Heilung ist für mich kein Wellnessprogramm. Sie ist ein Aufbrechen.
Ein inneres Beben, das sagt: Es reicht. Ich will wahr sein.
✦ Die Wahrheit liegt nicht im Licht – sondern im Dazwischen
Je weiter ich mich spirituell entwickle, desto mehr Abgründe tun sich manchmal auf.
Und das ist keine Schwäche. Das ist das Echo des Lichts.
Denn wer tief schaut, sieht nicht nur Engel, sondern auch alles, was zwischen uns und ihnen steht.
Spiritueller Weg bedeutet für mich nicht, immer schneller wieder „ins Licht“ zu kommen, sondern den Mut zu haben, im Dunkeln sitzen zu bleiben, bis ich erkenne, was dort wirklich ist. Nicht jedes Tal ist ein Fehler im System.
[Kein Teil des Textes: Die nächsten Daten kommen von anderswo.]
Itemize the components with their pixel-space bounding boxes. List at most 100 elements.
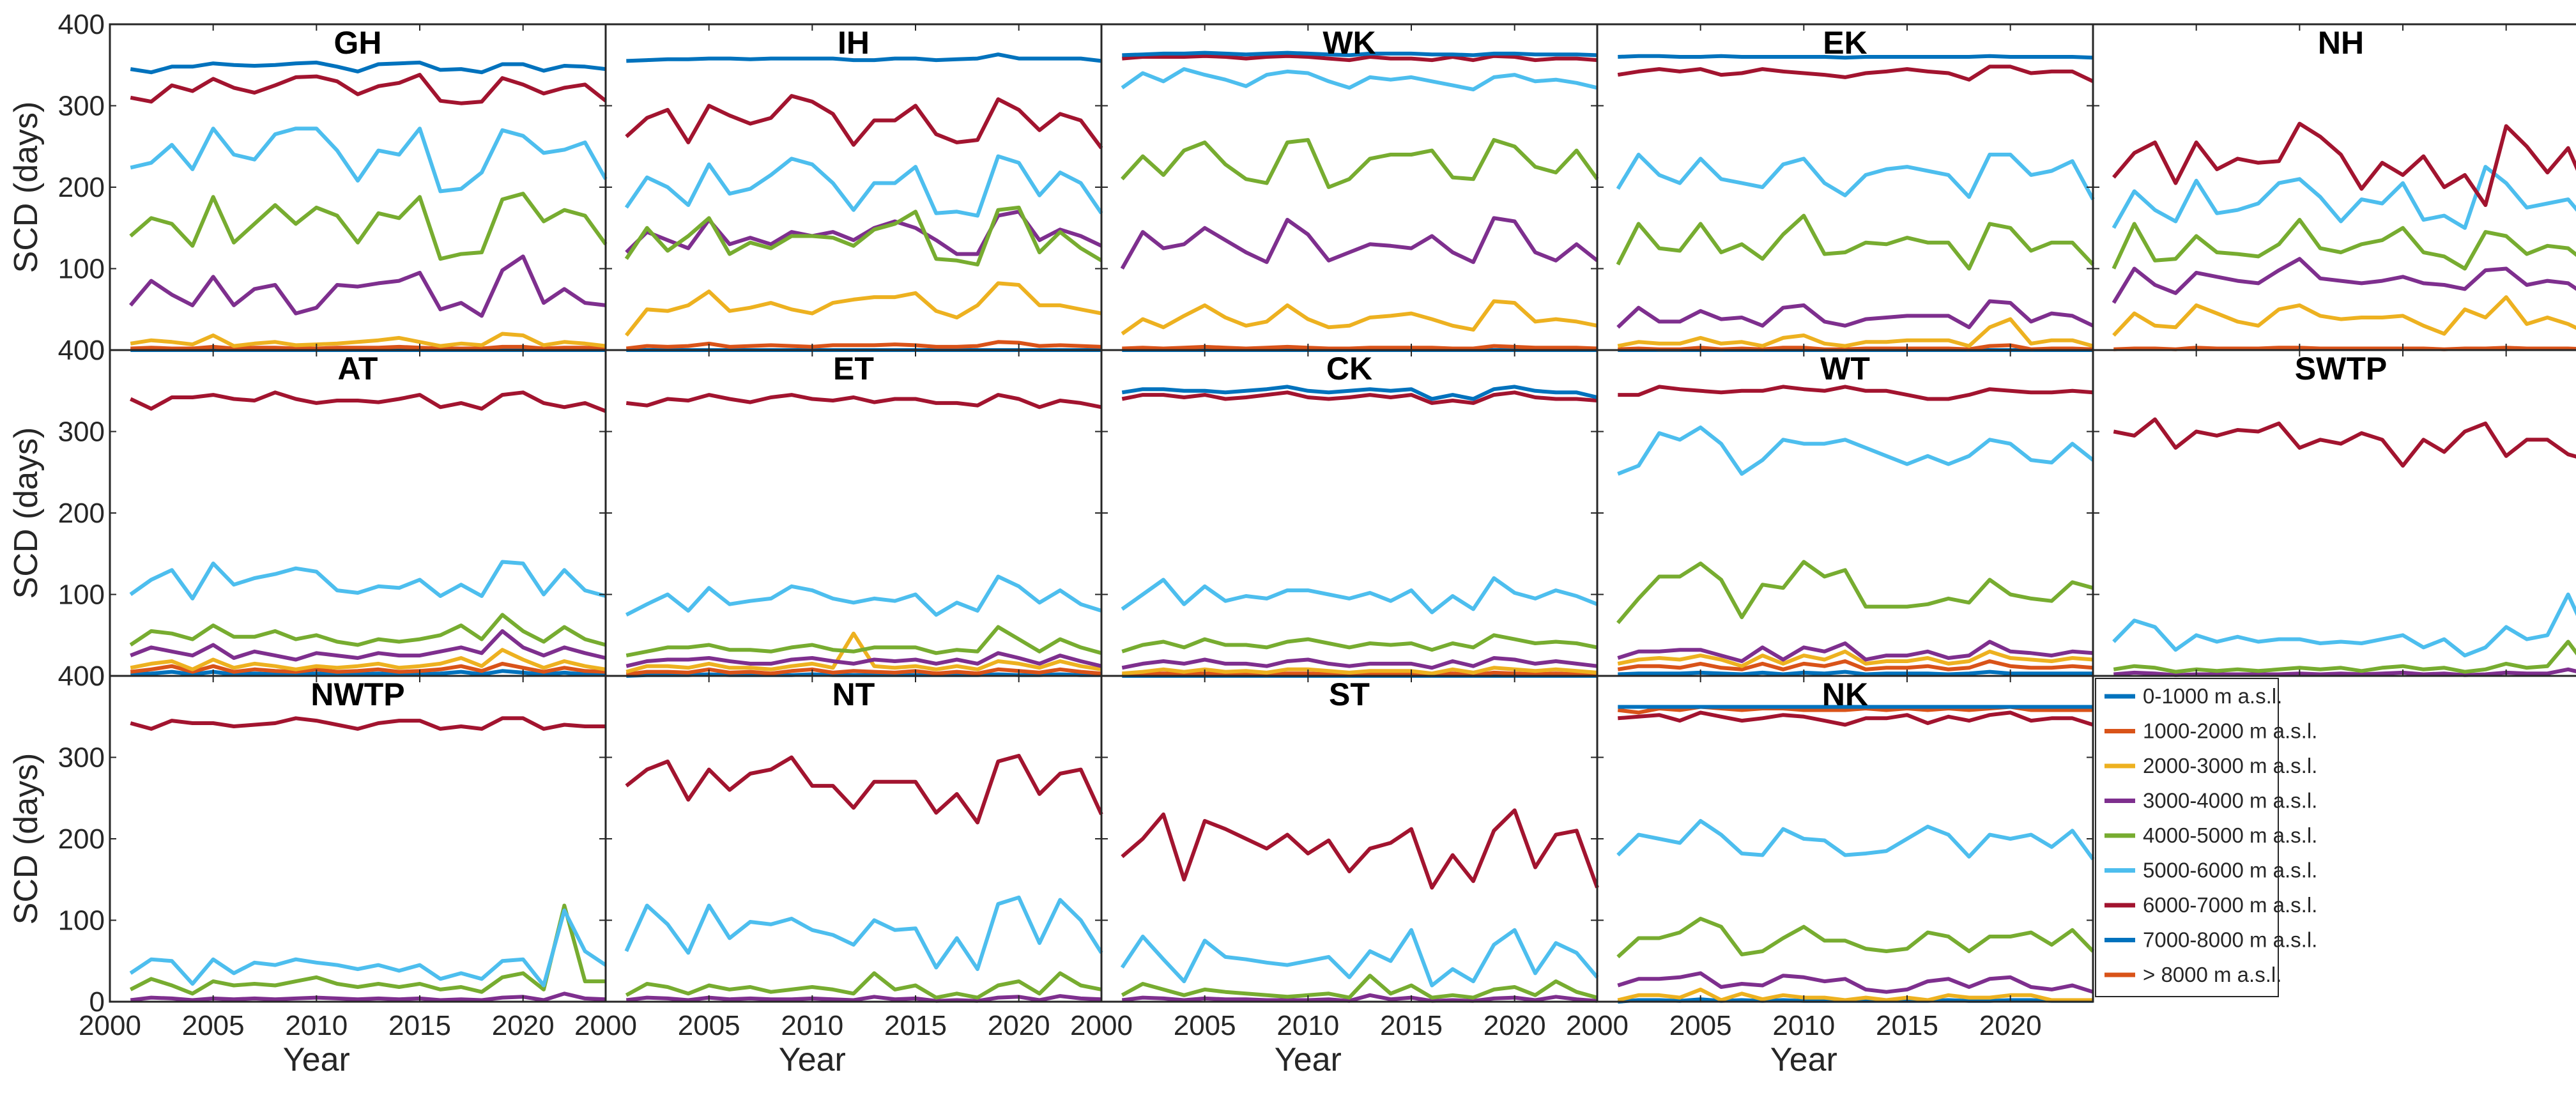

Manche Täler sind Initiation.
Und das Licht am Ende des Tunnels erscheint nicht, weil ich mir nur lange genug helle Gedanken einrede, sondern weil ich den Tunnel tatsächlich gegangen bin.
Ich habe keine Lust mehr, mich dafür zu schämen, dass ich nicht jeden Tag erleuchtet bin.
Ich habe keine Lust mehr, mich zu zensieren, nur weil meine Wahrheit nicht weichgezeichnet ist.
Ich will keine Spiritualität, die nur funktioniert, wenn man gut drauf ist.
Ich will eine, die auch durch Dreck geht.
Durch Dunkelheit. Durch Wut, Angst, Ehrlichkeit, Echtheit.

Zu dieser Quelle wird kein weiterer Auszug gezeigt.